La seconde possibilité de recrutement réside dans les Fusions. Très tôt dans le jeu vous ferez connaissance avec un moine défroqué occupant un lieu appelé la Cathédrale des Ombres, où vous pourrez tenter de fusionner deux, voire trois démons ensemble pour en former un nouveau plus puissant. Véritable laboratoire du docteur Frankenstein, c’est le lieu de prédilection pour créer les démons les plus puissants, tout en respectant certaines règles précises (aucun démon de niveau supérieur à MC). L’avantage principal est que le démon ainsi créé hérite de plusieurs capacités de ses deux parents, il est donc possible d’obtenir un démon avec des sorts uniques et extrêmement utiles de la part d’un autre dont vous n’avez plus besoin. Plus les démons impliqués ont progressé depuis leur obtention et plus ils donneront de capacités à leur héritier, mais dans certaines limites – un démon de feu n’apprendra jamais une attaque de glace. Ce système de création de groupe semble hérité des jeux de rôle à l'occidentale, où les personnages constituant le groupe du joueur sont nombreux et peuvent être changés à l'envi. C'est une des nombreuses influences qui marquent le jeu...

Ces deux options de recrutement sont inféodées à un même système, celui du cycle lunaire. Ou plutôt le cycle de Kagutsuchi, le nouvel astre qui règne sur ce monde post-Conception et qui est indiqué en permanence en haut à gauche de l'écran. Faisant office de soleil et de lune à la fois, il passe par huit phases qui évoluent au fur et à mesure que MC se déplace. Selon la phase en question, les négociations changent de nature : si Kagutsuchi est plein (en phase Full), la plupart des démons refuseront la discussion car l'influence de l'astre les rend bien trop agressifs pour cela ! Alors qu'au contraire, certains groupes de démons auparavant rétifs consentiront cette fois à discuter. En revanche, certains types de démons dédaigneront systématiquement vos tentatives, quelles que soient les phases. Kagutsuchi influence également les Fusions, car certains démons ne peuvent être obtenus que lors de phases précises... Pire encore, si vous êtes en phase de Pleine « Lune » (marquée Full), les chances d'échouer une Fusion augmentent ! Mais en contrepartie, vous aurez accès aux Fusions triples, où trois démons pourront être sacrifiés ensemble afin d'en créer un nouveau bien plus fort.

Kagutsuchi est plein, il est possible de créer des démons encore plus forts ! En revanche, inutile de discuter avec ces deux-là...

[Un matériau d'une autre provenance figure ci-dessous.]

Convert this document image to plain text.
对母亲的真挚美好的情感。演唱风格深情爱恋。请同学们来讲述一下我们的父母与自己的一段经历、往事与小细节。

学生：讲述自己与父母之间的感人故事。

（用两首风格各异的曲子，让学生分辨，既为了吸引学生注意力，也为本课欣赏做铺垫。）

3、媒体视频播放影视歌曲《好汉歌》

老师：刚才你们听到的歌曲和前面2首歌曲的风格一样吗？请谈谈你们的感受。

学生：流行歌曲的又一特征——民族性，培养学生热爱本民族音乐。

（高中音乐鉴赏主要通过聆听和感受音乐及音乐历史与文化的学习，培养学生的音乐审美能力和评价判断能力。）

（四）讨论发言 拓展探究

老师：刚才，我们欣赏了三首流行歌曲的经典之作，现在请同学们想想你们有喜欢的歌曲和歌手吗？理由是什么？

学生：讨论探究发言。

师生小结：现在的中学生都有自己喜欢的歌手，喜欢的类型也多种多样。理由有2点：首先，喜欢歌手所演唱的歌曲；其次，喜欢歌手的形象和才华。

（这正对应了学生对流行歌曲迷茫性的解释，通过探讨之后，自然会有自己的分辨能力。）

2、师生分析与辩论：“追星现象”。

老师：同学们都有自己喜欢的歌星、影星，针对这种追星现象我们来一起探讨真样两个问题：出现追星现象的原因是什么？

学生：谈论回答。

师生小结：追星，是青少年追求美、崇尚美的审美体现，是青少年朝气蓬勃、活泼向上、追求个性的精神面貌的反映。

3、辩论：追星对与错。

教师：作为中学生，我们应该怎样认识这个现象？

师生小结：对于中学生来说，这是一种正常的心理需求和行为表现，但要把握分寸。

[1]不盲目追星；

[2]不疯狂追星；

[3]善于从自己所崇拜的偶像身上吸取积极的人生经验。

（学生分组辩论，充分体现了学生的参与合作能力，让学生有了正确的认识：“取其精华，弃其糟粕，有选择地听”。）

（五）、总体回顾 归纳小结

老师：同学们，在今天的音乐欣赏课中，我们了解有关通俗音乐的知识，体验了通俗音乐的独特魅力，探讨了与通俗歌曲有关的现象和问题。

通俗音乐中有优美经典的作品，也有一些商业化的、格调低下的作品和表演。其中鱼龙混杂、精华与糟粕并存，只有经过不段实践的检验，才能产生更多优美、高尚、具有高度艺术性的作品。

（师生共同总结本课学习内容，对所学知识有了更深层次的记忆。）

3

Le cas de MC est unique en son genre car sa progression est marquée non seulement par le gain de niveaux, lui octroyant 3 points à répartir entre plusieurs statistiques, mais aussi par les Magatama, objets mystiques qu’il obtiendra tout le long du jeu.

Le jeu laisse complètement tomber tout système d’équipement, que ce soit pour les démons (qui n’ont rien d’autre que leurs statistiques, résistances et faiblesses) ou pour MC qui a les Magatama. Chacune d’entre elles vous donnera plusieurs choses : des points bonus dans certaines statistiques, des résistances et faiblesses fixes, ainsi qu’un ensemble de capacités actives (attaques directes, sorts) ou passives (résistances supplémentaires, régénération, etc.) à gagner au fur et à mesure des niveaux. MC et ses démons ne peuvent apprendre que huit capacités au maximum, et doivent oublier l’excédent. En sachant que l’on peut changer de Magatama à l’envi seulement en dehors des combats, MC peut donc alterner entre elles afin d’obtenir un mélange optimal, et tenter de s’adapter le mieux possible aux différentes situations : garder une Magatama faible au Feu alors que le boss spamme les Agi (sort de feu basique) vous conduira vite à lui donner des Press Turns, et même à la mort. Car oui, comme MC est l’invocateur du groupe, sa mort seule signifiera la fin de partie immédiate ! Son évolution est primordiale et plus complexe qu’il n’y paraît, car plusieurs manières de le personnaliser se dégagent très vite : en ferez-vous un pur attaquant ? Un guérisseur ? Un spécialiste des sorts de soutien ? À moins que vous ne préféreriez un mage offensif ? Il y a un total de 25 Magatama en tout et pour tout, et la première – nommée Marogareh - vous est donnée au tout début du jeu. Elle n’a ni points forts ni points faibles, parfaite pour débuter.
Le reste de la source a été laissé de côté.